Testing
archmax includes a testing suite for validating that AI agents can successfully use your semantic models to answer questions. You can create test agents, define test cases, and run them individually or in batches.
Test Agents
Section titled “Test Agents”A test agent represents an AI configuration used for testing. Each agent has:
- Name: descriptive label
- Model: the LLM model to use (e.g.,
anthropic/claude-sonnet-4) - System prompt: optional custom instructions
- Max iterations: tool call limit per test run
Create test agents under Testing > Test Agents in the admin UI.
Test Cases
Section titled “Test Cases”Test cases define questions that an AI agent should be able to answer using your semantic models:
- Title: short description of what’s being tested
- Prompt: the question to ask the agent (e.g., “What was total revenue last quarter?”)
- Semantic model: which model the test targets
- Expected behavior: optional notes on what a correct answer looks like
Create test cases under Testing > Test Cases.
Running Tests
Section titled “Running Tests”Playground
Section titled “Playground”The Playground lets you run individual test cases interactively.
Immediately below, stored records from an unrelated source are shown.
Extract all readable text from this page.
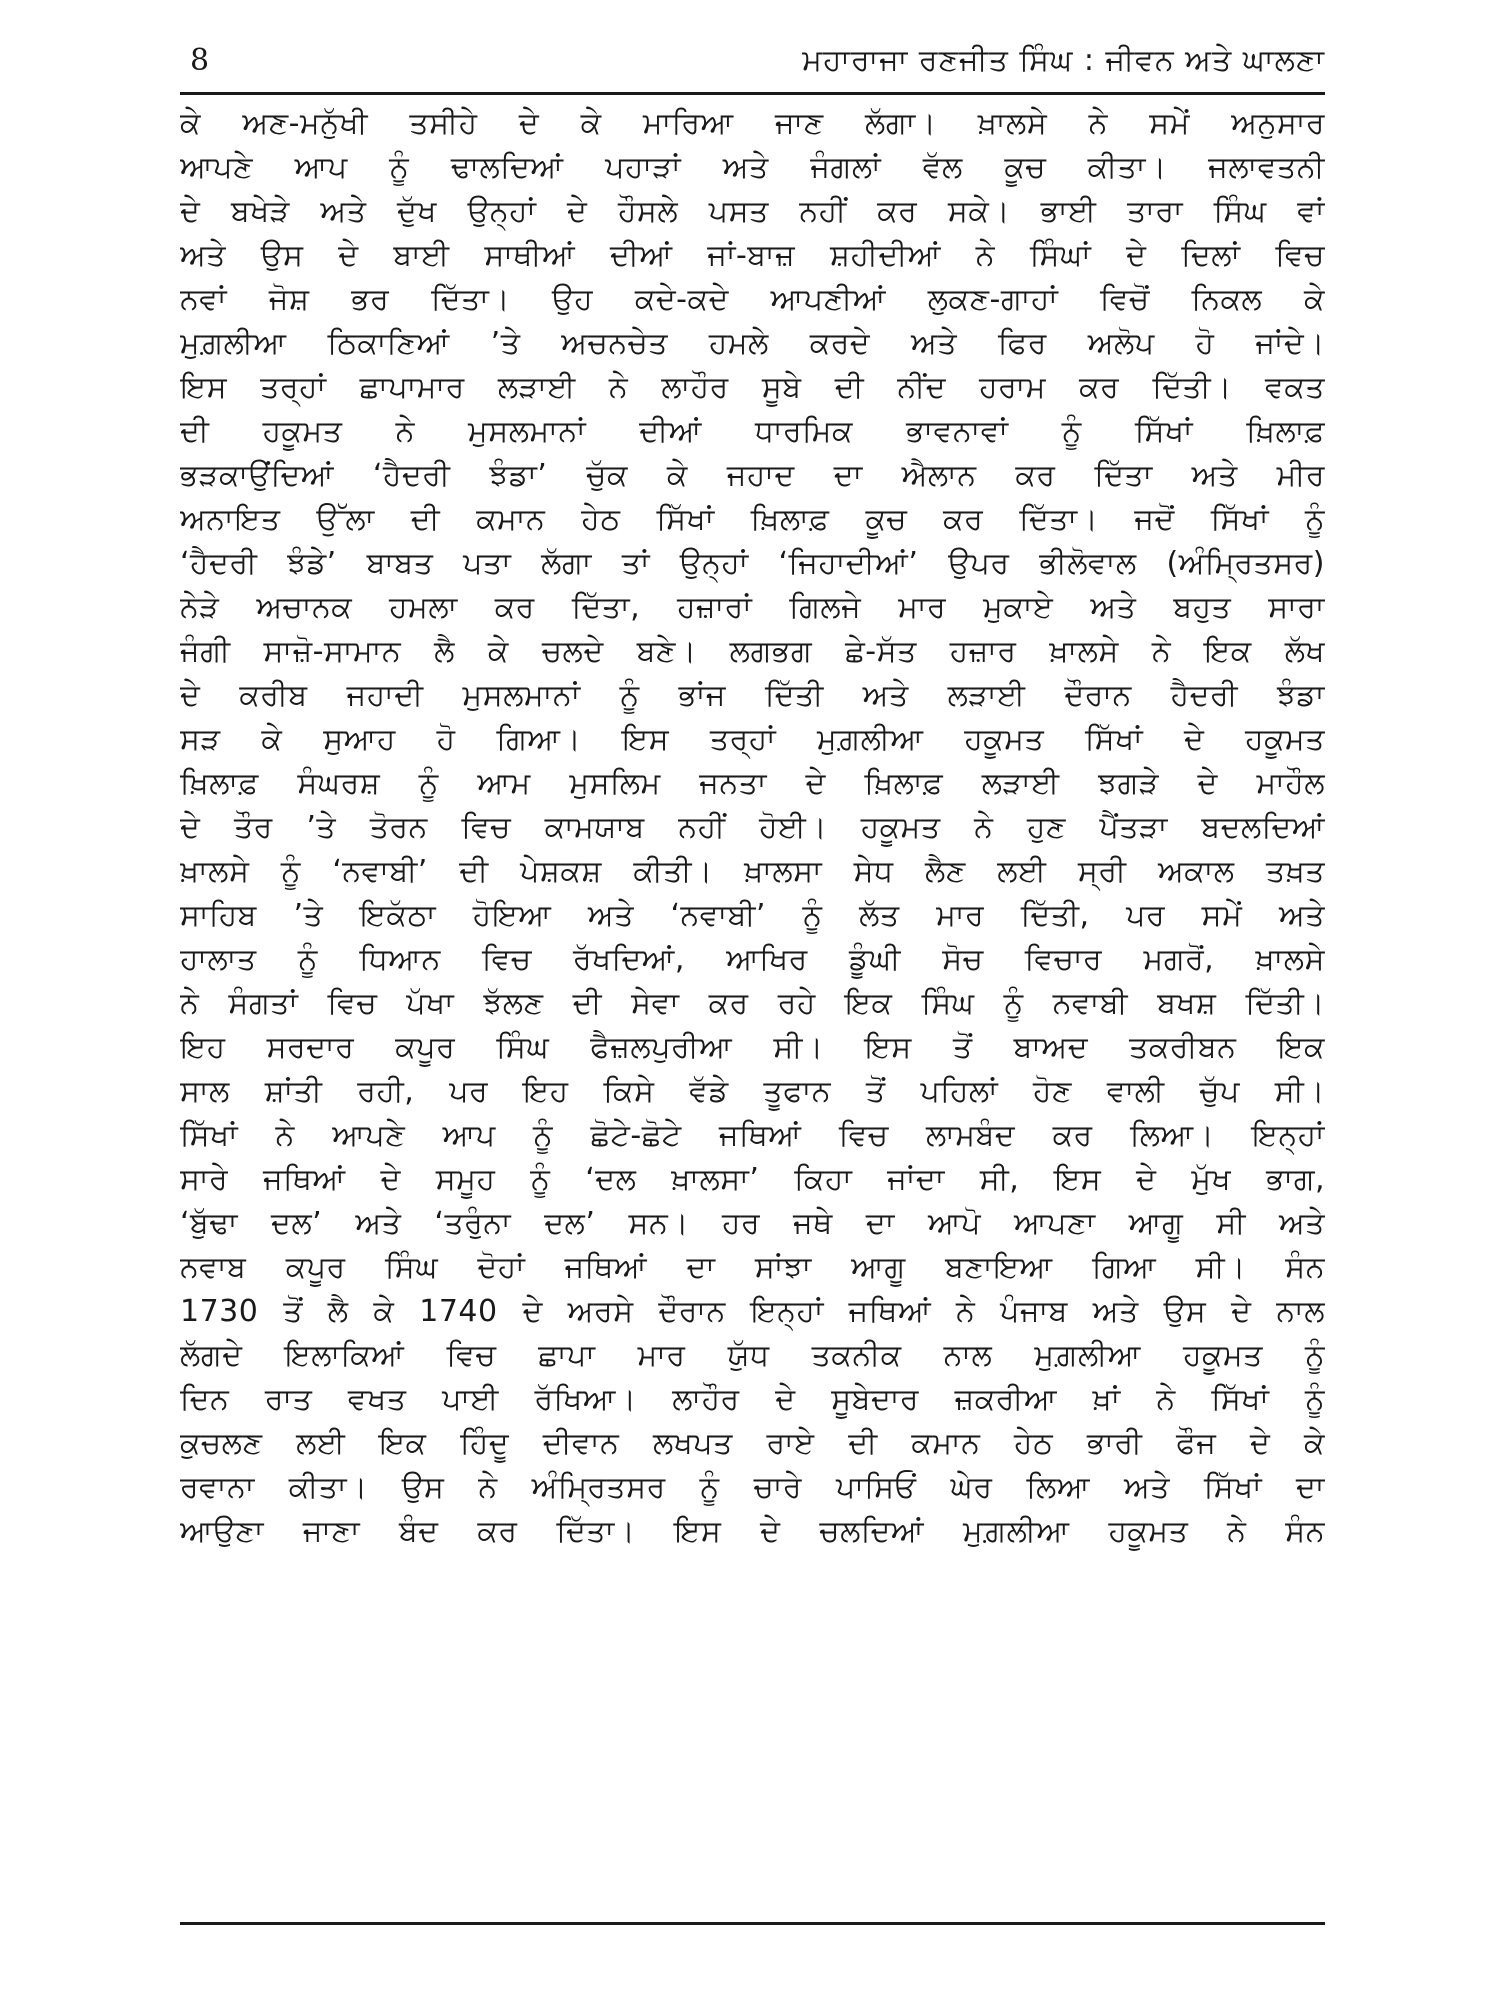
8	ਮਹਾਰਾਜਾ ਰਣਜੀਤ ਸਿੰਘ : ਜੀਵਨ ਅਤੇ ਘਾਲਣਾ
ਕੇ ਅਣ-ਮਨੁੱਖੀ ਤਸੀਹੇ ਦੇ ਕੇ ਮਾਰਿਆ ਜਾਣ ਲੱਗਾ। ਖ਼ਾਲਸੇ ਨੇ ਸਮੇਂ ਅਨੁਸਾਰ
ਆਪਣੇ ਆਪ ਨੂੰ ਢਾਲਦਿਆਂ ਪਹਾੜਾਂ ਅਤੇ ਜੰਗਲਾਂ ਵੱਲ ਕੂਚ ਕੀਤਾ। ਜਲਾਵਤਨੀ
ਦੇ ਬਖੇੜੇ ਅਤੇ ਦੁੱਖ ਉਨ੍ਹਾਂ ਦੇ ਹੌਸਲੇ ਪਸਤ ਨਹੀਂ ਕਰ ਸਕੇ। ਭਾਈ ਤਾਰਾ ਸਿੰਘ ਵਾਂ
ਅਤੇ ਉਸ ਦੇ ਬਾਈ ਸਾਥੀਆਂ ਦੀਆਂ ਜਾਂ-ਬਾਜ਼ ਸ਼ਹੀਦੀਆਂ ਨੇ ਸਿੰਘਾਂ ਦੇ ਦਿਲਾਂ ਵਿਚ
ਨਵਾਂ ਜੋਸ਼ ਭਰ ਦਿੱਤਾ। ਉਹ ਕਦੇ-ਕਦੇ ਆਪਣੀਆਂ ਲੁਕਣ-ਗਾਹਾਂ ਵਿਚੋਂ ਨਿਕਲ ਕੇ
ਮੁਗ਼ਲੀਆ ਠਿਕਾਣਿਆਂ ’ਤੇ ਅਚਨਚੇਤ ਹਮਲੇ ਕਰਦੇ ਅਤੇ ਫਿਰ ਅਲੋਪ ਹੋ ਜਾਂਦੇ।
ਇਸ ਤਰ੍ਹਾਂ ਛਾਪਾਮਾਰ ਲੜਾਈ ਨੇ ਲਾਹੌਰ ਸੂਬੇ ਦੀ ਨੀਂਦ ਹਰਾਮ ਕਰ ਦਿੱਤੀ। ਵਕਤ
ਦੀ ਹਕੂਮਤ ਨੇ ਮੁਸਲਮਾਨਾਂ ਦੀਆਂ ਧਾਰਮਿਕ ਭਾਵਨਾਵਾਂ ਨੂੰ ਸਿੱਖਾਂ ਖ਼ਿਲਾਫ਼
ਭੜਕਾਉਂਦਿਆਂ ‘ਹੈਦਰੀ ਝੰਡਾ’ ਚੁੱਕ ਕੇ ਜਹਾਦ ਦਾ ਐਲਾਨ ਕਰ ਦਿੱਤਾ ਅਤੇ ਮੀਰ
ਅਨਾਇਤ ਉੱਲਾ ਦੀ ਕਮਾਨ ਹੇਠ ਸਿੱਖਾਂ ਖ਼ਿਲਾਫ਼ ਕੂਚ ਕਰ ਦਿੱਤਾ। ਜਦੋਂ ਸਿੱਖਾਂ ਨੂੰ
‘ਹੈਦਰੀ ਝੰਡੇ’ ਬਾਬਤ ਪਤਾ ਲੱਗਾ ਤਾਂ ਉਨ੍ਹਾਂ ‘ਜਿਹਾਦੀਆਂ’ ਉਪਰ ਭੀਲੋਵਾਲ (ਅੰਮ੍ਰਿਤਸਰ)
ਨੇੜੇ ਅਚਾਨਕ ਹਮਲਾ ਕਰ ਦਿੱਤਾ, ਹਜ਼ਾਰਾਂ ਗਿਲਜੇ ਮਾਰ ਮੁਕਾਏ ਅਤੇ ਬਹੁਤ ਸਾਰਾ
ਜੰਗੀ ਸਾਜ਼ੋ-ਸਾਮਾਨ ਲੈ ਕੇ ਚਲਦੇ ਬਣੇ। ਲਗਭਗ ਛੇ-ਸੱਤ ਹਜ਼ਾਰ ਖ਼ਾਲਸੇ ਨੇ ਇਕ ਲੱਖ
ਦੇ ਕਰੀਬ ਜਹਾਦੀ ਮੁਸਲਮਾਨਾਂ ਨੂੰ ਭਾਂਜ ਦਿੱਤੀ ਅਤੇ ਲੜਾਈ ਦੌਰਾਨ ਹੈਦਰੀ ਝੰਡਾ
ਸੜ ਕੇ ਸੁਆਹ ਹੋ ਗਿਆ। ਇਸ ਤਰ੍ਹਾਂ ਮੁਗ਼ਲੀਆ ਹਕੂਮਤ ਸਿੱਖਾਂ ਦੇ ਹਕੂਮਤ
ਖ਼ਿਲਾਫ਼ ਸੰਘਰਸ਼ ਨੂੰ ਆਮ ਮੁਸਲਿਮ ਜਨਤਾ ਦੇ ਖ਼ਿਲਾਫ਼ ਲੜਾਈ ਝਗੜੇ ਦੇ ਮਾਹੌਲ
ਦੇ ਤੌਰ ’ਤੇ ਤੋਰਨ ਵਿਚ ਕਾਮਯਾਬ ਨਹੀਂ ਹੋਈ। ਹਕੂਮਤ ਨੇ ਹੁਣ ਪੈਂਤੜਾ ਬਦਲਦਿਆਂ
ਖ਼ਾਲਸੇ ਨੂੰ ‘ਨਵਾਬੀ’ ਦੀ ਪੇਸ਼ਕਸ਼ ਕੀਤੀ। ਖ਼ਾਲਸਾ ਸੇਧ ਲੈਣ ਲਈ ਸ੍ਰੀ ਅਕਾਲ ਤਖ਼ਤ
ਸਾਹਿਬ ’ਤੇ ਇਕੱਠਾ ਹੋਇਆ ਅਤੇ ‘ਨਵਾਬੀ’ ਨੂੰ ਲੱਤ ਮਾਰ ਦਿੱਤੀ, ਪਰ ਸਮੇਂ ਅਤੇ
ਹਾਲਾਤ ਨੂੰ ਧਿਆਨ ਵਿਚ ਰੱਖਦਿਆਂ, ਆਖਿਰ ਡੂੰਘੀ ਸੋਚ ਵਿਚਾਰ ਮਗਰੋਂ, ਖ਼ਾਲਸੇ
ਨੇ ਸੰਗਤਾਂ ਵਿਚ ਪੱਖਾ ਝੱਲਣ ਦੀ ਸੇਵਾ ਕਰ ਰਹੇ ਇਕ ਸਿੰਘ ਨੂੰ ਨਵਾਬੀ ਬਖਸ਼ ਦਿੱਤੀ।
ਇਹ ਸਰਦਾਰ ਕਪੂਰ ਸਿੰਘ ਫੈਜ਼ਲਪੁਰੀਆ ਸੀ। ਇਸ ਤੋਂ ਬਾਅਦ ਤਕਰੀਬਨ ਇਕ
ਸਾਲ ਸ਼ਾਂਤੀ ਰਹੀ, ਪਰ ਇਹ ਕਿਸੇ ਵੱਡੇ ਤੂਫਾਨ ਤੋਂ ਪਹਿਲਾਂ ਹੋਣ ਵਾਲੀ ਚੁੱਪ ਸੀ।
ਸਿੱਖਾਂ ਨੇ ਆਪਣੇ ਆਪ ਨੂੰ ਛੋਟੇ-ਛੋਟੇ ਜਥਿਆਂ ਵਿਚ ਲਾਮਬੰਦ ਕਰ ਲਿਆ। ਇਨ੍ਹਾਂ
ਸਾਰੇ ਜਥਿਆਂ ਦੇ ਸਮੂਹ ਨੂੰ ‘ਦਲ ਖ਼ਾਲਸਾ’ ਕਿਹਾ ਜਾਂਦਾ ਸੀ, ਇਸ ਦੇ ਮੁੱਖ ਭਾਗ,
‘ਬੁੱਢਾ ਦਲ’ ਅਤੇ ‘ਤਰੁੰਨਾ ਦਲ’ ਸਨ। ਹਰ ਜਥੇ ਦਾ ਆਪੋ ਆਪਣਾ ਆਗੂ ਸੀ ਅਤੇ
ਨਵਾਬ ਕਪੂਰ ਸਿੰਘ ਦੋਹਾਂ ਜਥਿਆਂ ਦਾ ਸਾਂਝਾ ਆਗੂ ਬਣਾਇਆ ਗਿਆ ਸੀ। ਸੰਨ
1730 ਤੋਂ ਲੈ ਕੇ 1740 ਦੇ ਅਰਸੇ ਦੌਰਾਨ ਇਨ੍ਹਾਂ ਜਥਿਆਂ ਨੇ ਪੰਜਾਬ ਅਤੇ ਉਸ ਦੇ ਨਾਲ
ਲੱਗਦੇ ਇਲਾਕਿਆਂ ਵਿਚ ਛਾਪਾ ਮਾਰ ਯੁੱਧ ਤਕਨੀਕ ਨਾਲ ਮੁਗ਼ਲੀਆ ਹਕੂਮਤ ਨੂੰ
ਦਿਨ ਰਾਤ ਵਖਤ ਪਾਈ ਰੱਖਿਆ। ਲਾਹੌਰ ਦੇ ਸੂਬੇਦਾਰ ਜ਼ਕਰੀਆ ਖ਼ਾਂ ਨੇ ਸਿੱਖਾਂ ਨੂੰ
ਕੁਚਲਣ ਲਈ ਇਕ ਹਿੰਦੂ ਦੀਵਾਨ ਲਖਪਤ ਰਾਏ ਦੀ ਕਮਾਨ ਹੇਠ ਭਾਰੀ ਫੌਜ ਦੇ ਕੇ
ਰਵਾਨਾ ਕੀਤਾ। ਉਸ ਨੇ ਅੰਮ੍ਰਿਤਸਰ ਨੂੰ ਚਾਰੇ ਪਾਸਿਓਂ ਘੇਰ ਲਿਆ ਅਤੇ ਸਿੱਖਾਂ ਦਾ
ਆਉਣਾ ਜਾਣਾ ਬੰਦ ਕਰ ਦਿੱਤਾ। ਇਸ ਦੇ ਚਲਦਿਆਂ ਮੁਗ਼ਲੀਆ ਹਕੂਮਤ ਨੇ ਸੰਨ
Select a test agent and a test case, then watch the agent work through the MCP tools in real time. You can see each tool call, its input and output, and the final response.
Batch Runs
Section titled “Batch Runs”Select multiple test cases and run them against a test agent in batch. Results are collected and displayed in a summary view showing pass/fail status and agent responses.
What to Test
Section titled “What to Test”- Discovery: Can the agent find the right semantic model and datasets?
- Field understanding: Does the agent use correct field names and understand their meaning?
- Query correctness: Do the generated SQL queries return accurate results?
- Edge cases: How does the agent handle ambiguous questions or missing data?